Aynalem recites the arguments forwarded by Belai and Zeru either as facts which support Ethiopia's legitimate claim on Aseb or as reasons which make it imperative for Ethiopia to vigorously pursue its legitimate claim. She/he then dismisses each point as either insufficient for pursuing the claim or as unfounded and unsubstantiated. No new (or old) fact is forwarded; no evidence is proffered, nor is any explanation given for either characterization. Instead, Aynalem surmises that "...it is therefore unlikely that any formula for determining a justifiable course of action towards Aseb will be satisfactory for all Ethiopians." Thus Aynalem invokes yet again that most effective of military tactics: if you cannot overwhelm them with numbers, try confusing them with diversionary tactics. Hmmm, what are we to do?!?!

At the risk of being labeled a "hard-liner", let me say that Ethiopia finds herself at yet another crossroad. One of these roads can lead Ethiopia to a future of peaceful relations with her neighbors, greater prosperity at home, a greater sense of security and a future where all who claim her to be their home will come to live under her roof. The other road, if taken, will willingly subjugate Ethiopia to domination by and dependence on her neighbors, plant the seeds for future wars and lead to yet another disconnect between the people and their government. The last war can be the war to end all wars for Ethiopia if we do not squander at the negotiating table what was gained at the battlefront.

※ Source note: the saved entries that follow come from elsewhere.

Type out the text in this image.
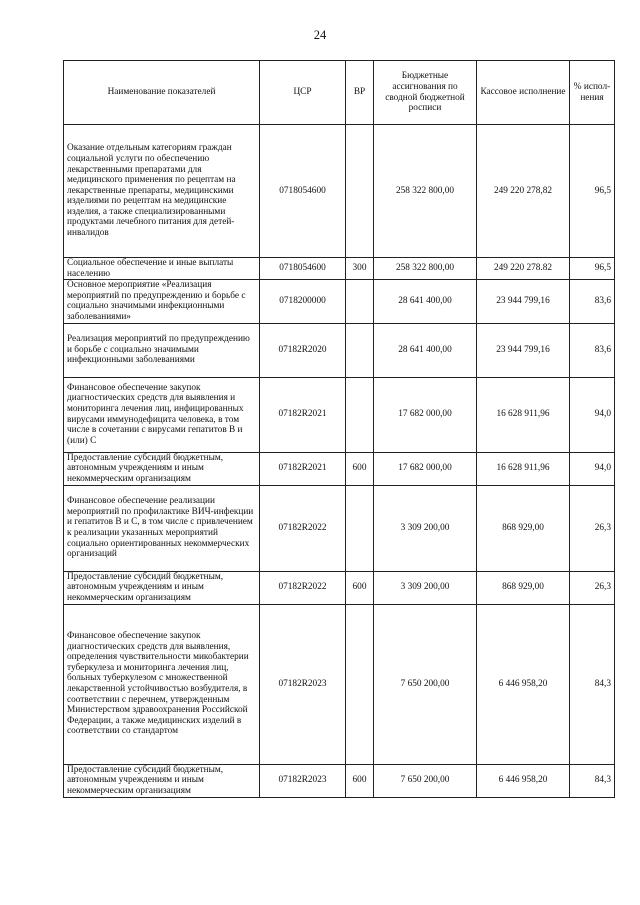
24
Наименование показателей	ЦСР	ВР	Бюджетные ассигнования по сводной бюджетной росписи	Кассовое исполнение	% испол-нения
Оказание отдельным категориям граждан социальной услуги по обеспечению лекарственными препаратами для медицинского применения по рецептам на лекарственные препараты, медицинскими изделиями по рецептам на медицинские изделия, а также специализированными продуктами лечебного питания для детей-инвалидов	0718054600		258 322 800,00	249 220 278,82	96,5
Социальное обеспечение и иные выплаты населению	0718054600	300	258 322 800,00	249 220 278.82	96,5
Основное мероприятие «Реализация мероприятий по предупреждению и борьбе с социально значимыми инфекционными заболеваниями»	0718200000		28 641 400,00	23 944 799,16	83,6
Реализация мероприятий по предупреждению и борьбе с социально значимыми инфекционными заболеваниями	07182R2020		28 641 400,00	23 944 799,16	83,6
Финансовое обеспечение закупок диагностических средств для выявления и мониторинга лечения лиц, инфицированных вирусами иммунодефицита человека, в том числе в сочетании с вирусами гепатитов В и (или) С	07182R2021		17 682 000,00	16 628 911,96	94,0
Предоставление субсидий бюджетным, автономным учреждениям и иным некоммерческим организациям	07182R2021	600	17 682 000,00	16 628 911,96	94,0
Финансовое обеспечение реализации мероприятий по профилактике ВИЧ-инфекции и гепатитов В и С, в том числе с привлечением к реализации указанных мероприятий социально ориентированных некоммерческих организаций	07182R2022		3 309 200,00	868 929,00	26,3
Предоставление субсидий бюджетным, автономным учреждениям и иным некоммерческим организациям	07182R2022	600	3 309 200,00	868 929,00	26,3
Финансовое обеспечение закупок диагностических средств для выявления, определения чувствительности микобактерии туберкулеза и мониторинга лечения лиц, больных туберкулезом с множественной лекарственной устойчивостью возбудителя, в соответствии с перечнем, утвержденным Министерством здравоохранения Российской Федерации, а также медицинских изделий в соответствии со стандартом	07182R2023		7 650 200,00	6 446 958,20	84,3
Предоставление субсидий бюджетным, автономным учреждениям и иным некоммерческим организациям	07182R2023	600	7 650 200,00	6 446 958,20	84,3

To understand the importance of Afar coast to Ethiopia and the legitimacy of Ethiopia's claim on it, all one has to do is go back to May and June and read what the Western media was writing. Before any Ethiopian government official ever uttered a word about it, well before the independent Ethiopian media ever wrote a single line regarding it, the Western media covering the war invariably concluded nearly every news report of the war by referring to Ethiopia's recent status as a land-locked country and speculating that victorious Ethiopia will ultimately drive east to capture Aseb and the coast. The OAU, the UN, the EU as well as every major world power expects Ethiopia to push for Aseb. Certainly, the British who still hold on to Gibraltar and the Falklands, the Americans who hold Diego Garcia and the world which condones that, will not suggest that Ethiopia has no legitimate claim on the Afar coast.